Major Serb opposition party drops election boycott

BELGRADE, Aug 25, 2000 -- (Reuters) Serbia's single largest opposition party decided on Thursday to run in next month's parliamentary election in Yugoslavia, dropping a boycott threat.

But the Serbian Renewal Movement (SPO) said it would contest the vote independently, dealing a further blow to Western hopes that the opposition would unite against Yugoslav President Slobodan Milosevic.

The United States and the European Union have urged the fragmented opposition to join forces ahead of Yugoslav parliament and presidential elections on September 24. The SPO is also fielding its own candidate in the presidency race.

Local elections in Serbia, the dominant republic in the Yugoslav federation, are due on the same date.

The SPO, the opposition party with the biggest number of seats in parliament, said it had submitted a list of its candidates for both houses of the federal assembly.

Party leader Vuk Draskovic, who has accused the authorities of being behind two assassinations attempts against him over the last year, will head both lists.
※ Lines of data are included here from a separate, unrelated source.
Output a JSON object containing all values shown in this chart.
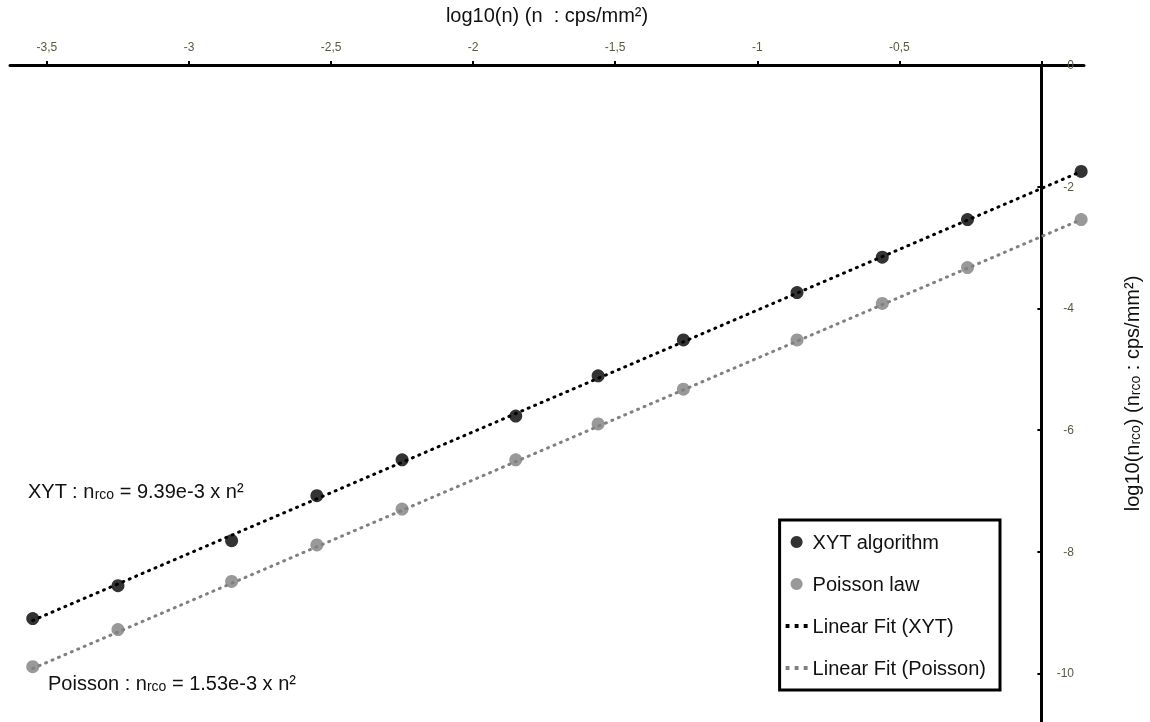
{
  "chart_data": {
    "type": "scatter",
    "xlabel": "log10(n) (n  : cps/mm²)",
    "ylabel": "log10(n$_{rco}$) (n$_{rco}$ : cps/mm²)",
    "annotations": [
      "XYT : n$_{rco}$ = 9.39e-3 x n²",
      "Poisson : n$_{rco}$ = 1.53e-3 x n²"
    ],
    "x": [
      -3.55,
      -3.25,
      -2.85,
      -2.55,
      -2.25,
      -1.85,
      -1.56,
      -1.26,
      -0.86,
      -0.56,
      -0.26,
      0.14
    ],
    "series": [
      {
        "name": "XYT algorithm",
        "color": "#000000",
        "values": [
          -9.1,
          -8.56,
          -7.82,
          -7.08,
          -6.49,
          -5.77,
          -5.11,
          -4.52,
          -3.74,
          -3.16,
          -2.54,
          -1.75
        ]
      },
      {
        "name": "Poisson law",
        "color": "#808080",
        "values": [
          -9.89,
          -9.28,
          -8.49,
          -7.89,
          -7.3,
          -6.49,
          -5.9,
          -5.33,
          -4.52,
          -3.92,
          -3.33,
          -2.54
        ]
      },
      {
        "name": "Linear Fit (XYT)",
        "type": "line",
        "color": "#000000",
        "values": [
          -9.13,
          null,
          null,
          null,
          null,
          null,
          null,
          null,
          null,
          null,
          null,
          -1.75
        ],
        "line_style": "dotted",
        "marker": "none"
      },
      {
        "name": "Linear Fit (Poisson)",
        "type": "line",
        "color": "#808080",
        "values": [
          -9.92,
          null,
          null,
          null,
          null,
          null,
          null,
          null,
          null,
          null,
          null,
          -2.54
        ],
        "line_style": "dotted",
        "marker": "none"
      }
    ],
    "marker": "circle",
    "legend": "bottom right",
    "grid": false,
    "xlim": [
      -3.63,
      0.15
    ],
    "xticks": [
      {
        "value": -3.5,
        "label": "-3,5"
      },
      -3,
      {
        "value": -2.5,
        "label": "-2,5"
      },
      -2,
      {
        "value": -1.5,
        "label": "-1,5"
      },
      -1,
      {
        "value": -0.5,
        "label": "-0,5"
      },
      {
        "value": 0,
        "label": null
      }
    ],
    "ylim": [
      -10.8,
      0
    ],
    "yticks": [
      0,
      -2,
      -4,
      -6,
      -8,
      -10
    ]
  }
}
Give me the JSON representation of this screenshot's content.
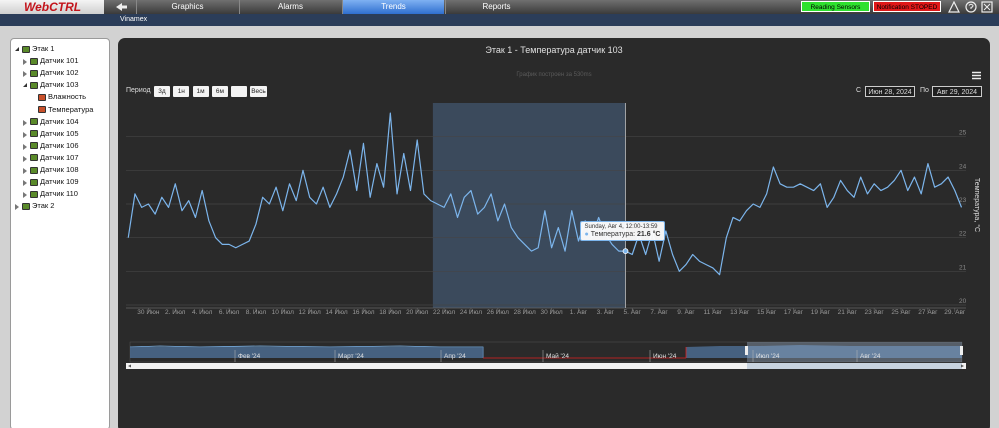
{
  "header": {
    "logo": "WebCTRL",
    "tabs": [
      "Graphics",
      "Alarms",
      "Trends",
      "Reports"
    ],
    "active_tab": "Trends",
    "status": [
      {
        "label": "Reading Sensors",
        "color": "#2ee02e"
      },
      {
        "label": "Notification STOPED",
        "color": "#e01818"
      }
    ],
    "location": "Vinamex"
  },
  "tree": [
    {
      "label": "Этак 1",
      "children": [
        {
          "label": "Датчик 101"
        },
        {
          "label": "Датчик 102"
        },
        {
          "label": "Датчик 103",
          "children": [
            {
              "label": "Влажность"
            },
            {
              "label": "Температура"
            }
          ]
        },
        {
          "label": "Датчик 104"
        },
        {
          "label": "Датчик 105"
        },
        {
          "label": "Датчик 106"
        },
        {
          "label": "Датчик 107"
        },
        {
          "label": "Датчик 108"
        },
        {
          "label": "Датчик 109"
        },
        {
          "label": "Датчик 110"
        }
      ]
    },
    {
      "label": "Этак 2"
    }
  ],
  "chart_data": {
    "type": "line",
    "title": "Этак 1 - Температура датчик 103",
    "subtitle": "График построен за 530ms",
    "range_selector": {
      "label": "Период",
      "ranges": [
        "3д",
        "1н",
        "1м",
        "6м"
      ],
      "all": "Весь",
      "from_label": "С",
      "from": "Июн 28, 2024",
      "to_label": "По",
      "to": "Авг 29, 2024"
    },
    "y_label": "Температура, °C",
    "xlim": [
      "2024-06-28T08:00",
      "2024-08-29T20:00"
    ],
    "xticks": [
      {
        "value": "2024-06-30T00:00",
        "label": "30 Июн"
      },
      {
        "value": "2024-07-02T00:00",
        "label": "2. Июл"
      },
      {
        "value": "2024-07-04T00:00",
        "label": "4. Июл"
      },
      {
        "value": "2024-07-06T00:00",
        "label": "6. Июл"
      },
      {
        "value": "2024-07-08T00:00",
        "label": "8. Июл"
      },
      {
        "value": "2024-07-10T00:00",
        "label": "10 Июл"
      },
      {
        "value": "2024-07-12T00:00",
        "label": "12 Июл"
      },
      {
        "value": "2024-07-14T00:00",
        "label": "14 Июл"
      },
      {
        "value": "2024-07-16T00:00",
        "label": "16 Июл"
      },
      {
        "value": "2024-07-18T00:00",
        "label": "18 Июл"
      },
      {
        "value": "2024-07-20T00:00",
        "label": "20 Июл"
      },
      {
        "value": "2024-07-22T00:00",
        "label": "22 Июл"
      },
      {
        "value": "2024-07-24T00:00",
        "label": "24 Июл"
      },
      {
        "value": "2024-07-26T00:00",
        "label": "26 Июл"
      },
      {
        "value": "2024-07-28T00:00",
        "label": "28 Июл"
      },
      {
        "value": "2024-07-30T00:00",
        "label": "30 Июл"
      },
      {
        "value": "2024-08-01T00:00",
        "label": "1. Авг"
      },
      {
        "value": "2024-08-03T00:00",
        "label": "3. Авг"
      },
      {
        "value": "2024-08-05T00:00",
        "label": "5. Авг"
      },
      {
        "value": "2024-08-07T00:00",
        "label": "7. Авг"
      },
      {
        "value": "2024-08-09T00:00",
        "label": "9. Авг"
      },
      {
        "value": "2024-08-11T00:00",
        "label": "11 Авг"
      },
      {
        "value": "2024-08-13T00:00",
        "label": "13 Авг"
      },
      {
        "value": "2024-08-15T00:00",
        "label": "15 Авг"
      },
      {
        "value": "2024-08-17T00:00",
        "label": "17 Авг"
      },
      {
        "value": "2024-08-19T00:00",
        "label": "19 Авг"
      },
      {
        "value": "2024-08-21T00:00",
        "label": "21 Авг"
      },
      {
        "value": "2024-08-23T00:00",
        "label": "23 Авг"
      },
      {
        "value": "2024-08-25T00:00",
        "label": "25 Авг"
      },
      {
        "value": "2024-08-27T00:00",
        "label": "27 Авг"
      },
      {
        "value": "2024-08-29T00:00",
        "label": "29. Авг"
      }
    ],
    "ylim": [
      20,
      26
    ],
    "yticks": [
      20,
      21,
      22,
      23,
      24,
      25
    ],
    "grid": true,
    "highlight": [
      "2024-07-21T04:00",
      "2024-08-04T12:00"
    ],
    "x": [
      "2024-06-28T12:00",
      "2024-06-29T00:00",
      "2024-06-29T12:00",
      "2024-06-30T00:00",
      "2024-06-30T12:00",
      "2024-07-01T00:00",
      "2024-07-01T12:00",
      "2024-07-02T00:00",
      "2024-07-02T12:00",
      "2024-07-03T00:00",
      "2024-07-03T12:00",
      "2024-07-04T00:00",
      "2024-07-04T12:00",
      "2024-07-05T00:00",
      "2024-07-05T12:00",
      "2024-07-06T00:00",
      "2024-07-06T12:00",
      "2024-07-07T00:00",
      "2024-07-07T12:00",
      "2024-07-08T00:00",
      "2024-07-08T12:00",
      "2024-07-09T00:00",
      "2024-07-09T12:00",
      "2024-07-10T00:00",
      "2024-07-10T12:00",
      "2024-07-11T00:00",
      "2024-07-11T12:00",
      "2024-07-12T00:00",
      "2024-07-12T12:00",
      "2024-07-13T00:00",
      "2024-07-13T12:00",
      "2024-07-14T00:00",
      "2024-07-14T12:00",
      "2024-07-15T00:00",
      "2024-07-15T12:00",
      "2024-07-16T00:00",
      "2024-07-16T12:00",
      "2024-07-17T00:00",
      "2024-07-17T12:00",
      "2024-07-18T00:00",
      "2024-07-18T12:00",
      "2024-07-19T00:00",
      "2024-07-19T12:00",
      "2024-07-20T00:00",
      "2024-07-20T12:00",
      "2024-07-21T00:00",
      "2024-07-21T12:00",
      "2024-07-22T00:00",
      "2024-07-22T12:00",
      "2024-07-23T00:00",
      "2024-07-23T12:00",
      "2024-07-24T00:00",
      "2024-07-24T12:00",
      "2024-07-25T00:00",
      "2024-07-25T12:00",
      "2024-07-26T00:00",
      "2024-07-26T12:00",
      "2024-07-27T00:00",
      "2024-07-27T12:00",
      "2024-07-28T00:00",
      "2024-07-28T12:00",
      "2024-07-29T00:00",
      "2024-07-29T12:00",
      "2024-07-30T00:00",
      "2024-07-30T12:00",
      "2024-07-31T00:00",
      "2024-07-31T12:00",
      "2024-08-01T00:00",
      "2024-08-01T12:00",
      "2024-08-02T00:00",
      "2024-08-02T12:00",
      "2024-08-03T00:00",
      "2024-08-03T12:00",
      "2024-08-04T00:00",
      "2024-08-04T12:00",
      "2024-08-05T00:00",
      "2024-08-05T12:00",
      "2024-08-06T00:00",
      "2024-08-06T12:00",
      "2024-08-07T00:00",
      "2024-08-07T12:00",
      "2024-08-08T00:00",
      "2024-08-08T12:00",
      "2024-08-09T00:00",
      "2024-08-09T12:00",
      "2024-08-10T00:00",
      "2024-08-10T12:00",
      "2024-08-11T00:00",
      "2024-08-11T12:00",
      "2024-08-12T00:00",
      "2024-08-12T12:00",
      "2024-08-13T00:00",
      "2024-08-13T12:00",
      "2024-08-14T00:00",
      "2024-08-14T12:00",
      "2024-08-15T00:00",
      "2024-08-15T12:00",
      "2024-08-16T00:00",
      "2024-08-16T12:00",
      "2024-08-17T00:00",
      "2024-08-17T12:00",
      "2024-08-18T00:00",
      "2024-08-18T12:00",
      "2024-08-19T00:00",
      "2024-08-19T12:00",
      "2024-08-20T00:00",
      "2024-08-20T12:00",
      "2024-08-21T00:00",
      "2024-08-21T12:00",
      "2024-08-22T00:00",
      "2024-08-22T12:00",
      "2024-08-23T00:00",
      "2024-08-23T12:00",
      "2024-08-24T00:00",
      "2024-08-24T12:00",
      "2024-08-25T00:00",
      "2024-08-25T12:00",
      "2024-08-26T00:00",
      "2024-08-26T12:00",
      "2024-08-27T00:00",
      "2024-08-27T12:00",
      "2024-08-28T00:00",
      "2024-08-28T12:00",
      "2024-08-29T00:00",
      "2024-08-29T12:00"
    ],
    "series": [
      {
        "name": "Температура",
        "color": "#7cb5ec",
        "values": [
          22.0,
          23.3,
          22.9,
          23.0,
          22.7,
          23.2,
          22.9,
          23.6,
          22.8,
          23.1,
          22.6,
          23.4,
          22.5,
          22.0,
          21.8,
          21.8,
          21.7,
          21.8,
          21.9,
          22.4,
          23.2,
          23.0,
          23.5,
          22.8,
          23.6,
          23.1,
          24.0,
          23.2,
          23.0,
          23.5,
          22.9,
          23.3,
          23.8,
          24.6,
          23.4,
          24.8,
          23.2,
          24.2,
          23.5,
          25.7,
          23.3,
          24.5,
          23.4,
          24.9,
          23.3,
          23.1,
          23.0,
          22.9,
          23.3,
          22.6,
          23.2,
          23.4,
          22.7,
          22.9,
          23.3,
          22.5,
          23.0,
          22.3,
          22.0,
          21.8,
          21.6,
          21.7,
          22.8,
          21.7,
          22.3,
          21.6,
          22.8,
          21.9,
          22.5,
          22.0,
          22.6,
          22.1,
          21.8,
          21.6,
          21.6,
          21.5,
          22.1,
          21.5,
          22.2,
          21.3,
          22.2,
          21.5,
          21.0,
          21.2,
          21.5,
          21.3,
          21.2,
          21.1,
          20.9,
          22.0,
          22.6,
          22.5,
          22.8,
          23.0,
          22.9,
          23.3,
          24.1,
          23.6,
          23.5,
          23.5,
          23.6,
          23.5,
          23.4,
          23.6,
          22.9,
          23.2,
          23.7,
          23.4,
          23.2,
          23.8,
          23.3,
          23.6,
          23.4,
          23.5,
          23.7,
          24.0,
          23.4,
          23.8,
          23.3,
          24.2,
          23.5,
          23.6,
          23.8,
          23.4,
          22.9
        ]
      }
    ],
    "tooltip": {
      "header": "Sunday, Авг 4, 12:00-13:59",
      "label": "Температура:",
      "x": "2024-08-04T12:00",
      "value": 21.6,
      "value_label": "21.6 °C"
    },
    "navigator": {
      "labels": [
        "Фев '24",
        "Март '24",
        "Апр '24",
        "Май '24",
        "Июн '24",
        "Июл '24",
        "Авг '24"
      ]
    }
  }
}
"We will run in the elections on our own, under our own name and we expect the support of Serbia's citizens," the party said, adding:

"Vuk Draskovic will head both our lists because he and the party he is leading have in the past 10 years proved to be dedicated fighters in the struggle to change Serbia's political and economic system and the greatest victims of that struggle."


The party had initially said it would boycott the polls if Montenegro, Serbia's sister republic in Yugoslavia, did not take part. Montenegro's pro-Western leadership has decided not to run, accusing Milosevic of creating his own private state.

The statement did not say why it had changed its mind, but a party official earlier told Reuters it would probably run in the parliamentary vote because Montenegrin President Milo Djukanovic had said he expected the Serb opposition to do so.

But SPO official Ognjen Pribicevic also said he did not believe the elections would be fair, saying Yugoslavia had an "authoritarian regime" and that there was no free media.

The party earlier this month named Belgrade Mayor Vojislav Mihailovic as its presidential candidate.

This drew fire from 15 other opposition parties, which are united behind the candidacy of Vojislav Kostunica of the Democratic Party of Serbia, who opinion polls suggest stands a better chance of defeating Milosevic.

They have also agreed on a joint list for parliament.

U.S. Secretary of State Madeleine Albright advised Serb on Wednesday to take part in the elections, saying in Washington that even if the vote was flawed, the opposition could still do well.

But the International Crisis Group (ICG) think-tank, based in Brussels, said in a report last week it was "extremely unlikely" the opposition would win.

"Quite apart from Milosevic's practiced efforts to foul the electoral pitch, serious doubts remain about the capacity of the opposition to mount a credible campaign," the ICG said.